Categories > TV > Red Dwarf > Lone

Default Chapter

by Roadstergal 3 reviews

Rimmer and Lister no longer bunked together in VI.

Category: Red Dwarf - Rating: PG - Genres: Humor - Warnings: [!!!] - Published: 2006-09-06 - Updated: 2006-09-07 - 708 words

1Insightful
They no longer shared bunks.

Kryten was responsible for the distribution of their belongings. He had popped Lister into deep sleep and Rimmer into the icebox as soon as they noted that Red Dwarf was lost and set out to follow the vapor trail. When Rimmer was rebooted, he noticed with suspicion and vague alarm that the meagre belongings that he and Lister had brought with them, on what was only supposed to be a short jaunt away from Red Dwarf, were put in pointedly separate rooms.

Yes, technically the sleeping quarters on Starbug were all singles. But they had spare bunks for emergencies, and how much room did a hologram need, anyway? Rimmer wondered, in his moments of paranoia, if this spacing was an intentional move on Kryten's part. Rimmer had noted an insanely jealous streak in the mechanoid where Lister was concerned, although Dave called him a pervert when Rimmer tried to bring it up. Rimmer was not good enough for Lister in that oversized can opener's mind, Rimmer was sure, and he was petrified that, somehow, every memory, every thought, every fantasy that he has ever had was recorded on his bee for posterity, and that Kryten had perused them at his 200-year leisure.

In his moments of extreme paranoia, Rimmer wondered if Kryten consulted with Lister before rebooting him.

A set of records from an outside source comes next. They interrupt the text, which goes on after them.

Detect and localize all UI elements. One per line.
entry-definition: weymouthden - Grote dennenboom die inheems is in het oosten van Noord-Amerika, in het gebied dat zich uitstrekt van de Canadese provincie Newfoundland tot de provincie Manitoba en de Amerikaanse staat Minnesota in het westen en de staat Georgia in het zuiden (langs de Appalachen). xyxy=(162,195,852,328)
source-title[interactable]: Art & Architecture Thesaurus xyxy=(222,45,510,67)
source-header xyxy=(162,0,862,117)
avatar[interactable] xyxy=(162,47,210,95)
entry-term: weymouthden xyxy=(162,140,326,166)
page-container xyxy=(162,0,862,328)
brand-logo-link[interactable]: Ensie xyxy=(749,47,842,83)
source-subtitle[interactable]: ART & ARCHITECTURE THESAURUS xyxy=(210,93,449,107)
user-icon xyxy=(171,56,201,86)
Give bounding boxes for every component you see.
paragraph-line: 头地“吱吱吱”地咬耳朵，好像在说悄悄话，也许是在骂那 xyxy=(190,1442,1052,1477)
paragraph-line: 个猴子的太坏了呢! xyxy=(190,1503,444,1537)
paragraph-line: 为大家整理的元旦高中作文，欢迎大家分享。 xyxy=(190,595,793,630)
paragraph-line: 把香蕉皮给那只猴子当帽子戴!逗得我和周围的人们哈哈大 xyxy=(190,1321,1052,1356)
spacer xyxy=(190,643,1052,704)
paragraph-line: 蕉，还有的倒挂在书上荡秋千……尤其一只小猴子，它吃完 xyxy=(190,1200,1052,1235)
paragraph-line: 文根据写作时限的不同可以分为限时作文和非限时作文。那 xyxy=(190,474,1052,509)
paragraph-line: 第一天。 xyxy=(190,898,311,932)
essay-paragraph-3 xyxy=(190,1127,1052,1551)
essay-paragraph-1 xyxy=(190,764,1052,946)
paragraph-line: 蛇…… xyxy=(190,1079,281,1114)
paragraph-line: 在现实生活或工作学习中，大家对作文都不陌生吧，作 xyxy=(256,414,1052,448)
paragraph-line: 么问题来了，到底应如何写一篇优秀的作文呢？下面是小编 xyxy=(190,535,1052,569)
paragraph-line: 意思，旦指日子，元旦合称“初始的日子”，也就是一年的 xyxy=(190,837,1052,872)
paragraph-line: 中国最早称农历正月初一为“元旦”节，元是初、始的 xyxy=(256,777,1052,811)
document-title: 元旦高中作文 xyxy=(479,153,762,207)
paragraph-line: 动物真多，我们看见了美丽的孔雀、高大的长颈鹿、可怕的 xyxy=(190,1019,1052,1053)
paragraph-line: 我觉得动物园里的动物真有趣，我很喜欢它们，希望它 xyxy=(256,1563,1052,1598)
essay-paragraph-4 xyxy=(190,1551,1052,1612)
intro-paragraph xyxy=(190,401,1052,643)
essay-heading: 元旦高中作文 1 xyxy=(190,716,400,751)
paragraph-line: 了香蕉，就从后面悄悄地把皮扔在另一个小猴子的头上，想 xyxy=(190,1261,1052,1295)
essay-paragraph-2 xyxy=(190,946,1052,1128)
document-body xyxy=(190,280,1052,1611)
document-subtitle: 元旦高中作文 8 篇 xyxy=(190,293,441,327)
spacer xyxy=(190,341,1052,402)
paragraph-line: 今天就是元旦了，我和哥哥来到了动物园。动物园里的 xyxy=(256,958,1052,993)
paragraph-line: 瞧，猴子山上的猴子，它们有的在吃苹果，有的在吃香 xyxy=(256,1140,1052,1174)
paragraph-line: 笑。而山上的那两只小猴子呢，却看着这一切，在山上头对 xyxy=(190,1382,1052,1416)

Starbug's quarters were cramped, and any hostility hung in the air in a dull cloud. Starbug did not have the room that Red Dwarf provided for it to dissipate - for one or the other of them to just go away for a week or two and not see the rest. They saw each other every day, and in that air poisoned by resentment, every word was an insult, if looked at from the right angle.

They all looked at that angle.

Rimmer knew he was getting snippier and nastier every day. He knew he was turning from a mere smeghead into a truly mean man, and he could do nothing about it. Nowhere to regroup, nowhere to calm himself, nowhere to center himself, not even to the very nominal level he used to. If he had blood, he thought, he would have popped an artery by now.

Cat practically lived in Lister's room. The smug, smeggy feline would aaaaaaw and yeah his way in there most evenings, slinking into Lister's spare bunk, where Rimmer knew Arnie J. was not welcome. In the mornings, Cat would have a dish of milk and a scratch on the tummy before he and Lister left for duty, and did anyone ask if Rimmer might want the same?

Skip the milk. He hates milk.

But he was more than happy to disrupt their little slumber party with emergency drills as often as he thought he could get away with it.

His own room had sod-all in it. Pretty much all he had from life had been in that camphorwood chest, and the chest itself was rotting away in Starbug's storage decks, where it had sat like an uncomfortable cough ever since their stint on that winter planetoid. Rimmer tried, after he became hard-light, to acquire bits and bobs to make his stark sleeping quarters a little more homey, but his computer-generated heart was not in it. He went to his quarters only for the welcome unconsciousness of holosleep. It was truly ironic, he told himself - the only place he had any privacy on the blasted, creaking, taped-together, gurgly-piped ship was the one place he did not want it. The only place he had ever really talked with Lister. He settled into a routine after a distressingly short time. Lie in the bunk, look up at the blank ceiling. Feel very keenly the absence of Lister above him. Wank. Fall asleep. Wake, and spend every waking moment outside of the sleeping quarters.

He wondered how long he could keep it up. One of them had to lose it, under conditions like that. He was a competitive man, and proud of it; the competitive part of him wanted the loser to be someone else, and so he fed the stinking air with his meanness and pettiness, hoping to make it unbreathable.

The rest of him was dying, more and more, every day.